Louis Michel à la Chambre, 02/05/02 :

« À la lumière des critères appliqués aujourd’hui, certains membres du gouvernement d’alors et certains acteurs belges de l’époque portent une part irréfutable de responsabilités dans les événements qui ont conduit à la mort de Patrice Lumumba. Le gouvernement estime, dès lors, qu’il est indiqué et convenable de présenter à la famille de Patrice Lumumba, aux familles de MM. Mpolo et Okito et au peuple congolais ses profonds et sincères regrets, ainsi que ses excuses pour la douleur qui leur a été perdue de par cette apathie et cette froide indifférence. (FR court reportage : Certains acteurs belges portent sans aucun doute une part de responsabilité dans les événements qui ont conduit au meurtre de Patrice Lumumba. Le gouvernement estime opportun d’exprimer ses profonds et sincères regrets aux proches impliqués et au peuple congolais et de présenter ses excuses.)

(…) En bref, dans le prolongement des conclusions de cette commission, le gouvernement belge a décidé de financer une fondation Patrice Lumumba à hauteur de 3,750.000 euros, qui sera complétée par une dotation annuelle de minimum 500.000 euros.
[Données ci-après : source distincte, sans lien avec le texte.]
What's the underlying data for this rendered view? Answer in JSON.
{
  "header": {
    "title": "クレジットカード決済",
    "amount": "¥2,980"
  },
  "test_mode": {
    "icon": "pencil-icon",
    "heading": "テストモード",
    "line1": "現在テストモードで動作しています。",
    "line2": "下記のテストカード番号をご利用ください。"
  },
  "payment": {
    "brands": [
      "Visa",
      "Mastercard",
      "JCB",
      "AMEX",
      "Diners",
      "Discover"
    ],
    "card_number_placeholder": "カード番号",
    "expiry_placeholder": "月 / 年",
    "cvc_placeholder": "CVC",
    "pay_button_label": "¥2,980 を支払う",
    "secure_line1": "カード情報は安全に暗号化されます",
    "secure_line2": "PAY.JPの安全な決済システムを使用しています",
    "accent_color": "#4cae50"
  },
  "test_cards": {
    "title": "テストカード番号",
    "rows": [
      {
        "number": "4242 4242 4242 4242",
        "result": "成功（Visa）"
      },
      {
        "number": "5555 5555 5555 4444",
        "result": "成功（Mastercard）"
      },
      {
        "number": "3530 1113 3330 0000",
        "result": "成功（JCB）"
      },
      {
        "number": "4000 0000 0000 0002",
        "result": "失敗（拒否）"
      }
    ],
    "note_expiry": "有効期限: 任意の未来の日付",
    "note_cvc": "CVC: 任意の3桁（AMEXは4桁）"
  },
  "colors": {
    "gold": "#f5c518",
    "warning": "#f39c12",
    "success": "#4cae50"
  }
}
L’objet de cette fondation aura pour but le développement de la démocratie au Congo par le financement de projets en matière de préventions des conflits, le renforcement de l’État de droit et la formation de la jeunesse comme, par exemple, l’octroi de bourses d’études. La famille de Patrice Lumumba sera associée de façon significative à la gestion de ce fonds qui aura son siège en République Démocratique du Congo. (COMPTE RENDU INTÉGRAL AVEC COMPTE RENDU ANALYTIQUE TRADUIT DES INTERVENTIONS)

Site RTBF, 22/6/2011 :

“Il faut aller plus loin que la reconnaissance d’une responsabilité morale. Nous réclamons, entre autres, que toutes les archives de l’État belge soient ouvertes, nous le voulons au-delà des présomptions”, explique François Lumumba, le fils du Premier ministre assassiné le 17 janvier 1961.

La plainte visera l’État belge, mais aussi plusieurs personnalités belges, prononcées comme responsables de l’exécution de Patrice Lumumba.